Concerns over the student loan crisis in the U.S. continue to roil through the economy (even reaching into the campaign trail of the next presidential election), and increasingly venture investors are betting on startup companies like SoFi and CommonBond as potential solutions.
In the dog days of summer the San Francisco-based lending startup, SoFi, managed to put together a $1 billion round, which valued the company at $4 billion and put it among the top 40 banks by market capitalization, according to The Wall Street Journal.
Now, the New York-based lending marketplace, CommonBond, has managed to attract a more modest — but still significant — $35 million in fresh financing for its own expansion plans.
The moves come as private lending assumes a larger role in students’ quest to find money to pay for college with statistics like this one cited in The New York Times:
Private loans represent only an estimated 7 to 10 percent of the $1.27 trillion student debt outstanding, but new loans are on the rise. Lenders made $6.7 billion in new private loans in the 2014-15 academic year, according to MeasureOne, which analyzes data from six lenders and holders of private loans, which collectively represent about 71 percent of all outstanding loans. That is up about 14 percent from $5.87 billion in 2009-10.

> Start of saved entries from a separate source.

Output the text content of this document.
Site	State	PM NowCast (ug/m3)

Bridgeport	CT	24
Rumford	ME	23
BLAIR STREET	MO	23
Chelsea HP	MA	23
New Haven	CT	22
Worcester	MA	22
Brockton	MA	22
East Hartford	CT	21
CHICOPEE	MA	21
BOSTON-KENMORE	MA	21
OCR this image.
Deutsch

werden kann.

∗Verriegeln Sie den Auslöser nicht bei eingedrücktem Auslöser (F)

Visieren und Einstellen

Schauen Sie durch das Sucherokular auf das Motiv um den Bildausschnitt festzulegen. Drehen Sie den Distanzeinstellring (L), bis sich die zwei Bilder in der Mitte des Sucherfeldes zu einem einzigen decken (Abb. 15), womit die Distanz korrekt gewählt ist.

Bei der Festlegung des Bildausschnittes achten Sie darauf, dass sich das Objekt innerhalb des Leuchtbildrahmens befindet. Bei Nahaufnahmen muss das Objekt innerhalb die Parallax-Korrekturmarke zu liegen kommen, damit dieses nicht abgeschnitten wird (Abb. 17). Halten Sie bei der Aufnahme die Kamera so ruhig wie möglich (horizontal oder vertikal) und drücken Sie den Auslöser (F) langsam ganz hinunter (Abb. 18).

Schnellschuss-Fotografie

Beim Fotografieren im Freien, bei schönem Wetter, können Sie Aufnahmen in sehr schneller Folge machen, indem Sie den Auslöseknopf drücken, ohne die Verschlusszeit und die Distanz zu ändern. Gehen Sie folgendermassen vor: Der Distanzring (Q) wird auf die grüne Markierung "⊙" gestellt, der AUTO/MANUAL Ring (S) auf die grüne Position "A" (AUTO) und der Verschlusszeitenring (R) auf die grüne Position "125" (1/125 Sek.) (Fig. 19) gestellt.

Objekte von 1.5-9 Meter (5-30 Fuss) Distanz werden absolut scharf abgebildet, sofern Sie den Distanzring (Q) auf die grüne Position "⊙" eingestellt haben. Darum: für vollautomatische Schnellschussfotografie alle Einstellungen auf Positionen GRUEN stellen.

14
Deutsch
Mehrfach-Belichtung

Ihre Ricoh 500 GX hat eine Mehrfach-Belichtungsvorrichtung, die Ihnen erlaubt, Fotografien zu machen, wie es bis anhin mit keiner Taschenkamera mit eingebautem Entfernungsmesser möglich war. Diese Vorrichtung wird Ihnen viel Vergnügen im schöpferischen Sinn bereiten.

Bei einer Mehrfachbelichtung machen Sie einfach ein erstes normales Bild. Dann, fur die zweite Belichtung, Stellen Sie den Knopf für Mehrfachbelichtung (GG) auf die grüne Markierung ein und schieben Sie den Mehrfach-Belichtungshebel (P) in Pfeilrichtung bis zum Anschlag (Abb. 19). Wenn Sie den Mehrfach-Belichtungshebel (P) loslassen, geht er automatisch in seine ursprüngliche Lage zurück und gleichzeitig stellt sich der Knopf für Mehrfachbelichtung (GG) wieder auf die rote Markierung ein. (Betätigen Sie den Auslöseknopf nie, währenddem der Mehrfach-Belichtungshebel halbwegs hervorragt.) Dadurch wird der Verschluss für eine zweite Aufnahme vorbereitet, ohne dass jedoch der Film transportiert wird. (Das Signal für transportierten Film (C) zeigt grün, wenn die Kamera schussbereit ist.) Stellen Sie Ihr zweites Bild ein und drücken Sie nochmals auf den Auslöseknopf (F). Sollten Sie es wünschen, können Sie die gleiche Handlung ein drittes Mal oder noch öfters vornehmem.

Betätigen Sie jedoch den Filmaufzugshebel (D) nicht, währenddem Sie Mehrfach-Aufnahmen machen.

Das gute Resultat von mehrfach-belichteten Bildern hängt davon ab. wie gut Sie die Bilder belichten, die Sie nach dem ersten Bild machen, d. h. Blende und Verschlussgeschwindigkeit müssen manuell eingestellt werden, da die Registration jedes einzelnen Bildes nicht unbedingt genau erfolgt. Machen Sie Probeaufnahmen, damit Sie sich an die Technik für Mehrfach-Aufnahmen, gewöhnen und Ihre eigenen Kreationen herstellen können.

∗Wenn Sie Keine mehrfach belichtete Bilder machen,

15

All this as studies continue to show the importance of a college education to social mobility, as data from the Brookings Institute demonstrates.
With its new financing, led by experienced lending investor August Capital with participation from the New York financial services investment firm Nyca Partners, CommonBond will look to expand its headcount and lay the groundwork for its entrance into other markets.
Like other startup lenders, CommonBond sees its initial focus on a certain segment of the population — in this case, at its inception, college students seeking professional degrees — as a gateway to selling other financial products.
From its base in downtown New York on the border of Chinatown and the Financial District, CommonBond’s 35 employees are laying the groundwork for a broader marketplace lending platform.
In the short term, the company is looking to grow its footprint beyond the 200 graduate school programs whose students currently receive its loans to over 2,000 schools nationwide, according to chief executive officer, David Klein.
Increasingly as these students begin to look at life beyond the classroom, Klein sees opportunities to get into the mortgage business, and personal credit.
“We would expect to pilot our non-student loan product in the next six-to-twelve months,” says Klein.
Beyond the ability to expand its headcount and enter new markets, Klein said the fresh cash would allow his company to attract bigger pools of capital. Klein declined to comment on the post-money valuation following this latest capital raise, but one person with knowledge of the deal said it was a significant up-round.
That would mean that the $100 million round the company raised in 2014 would have been primarily debt to fuel its lending business, rather than equity that CommonBond took in.
Whatever the books say, CommonBond’s growing roster of partners points to a demand from the market for new products. Klein elaborated on the company’s recent successes including a deal with traditional student lending company Nelnet, which translated into $150 million worth of loan purchases made through the platform, along with the first securitization and credit rating of the company’s products by Moody’s.
CommonBond’s loan originations have increased over six-times as of mid-2015, and it will execute nearly half-a-billion in loan transactions by the end of the year.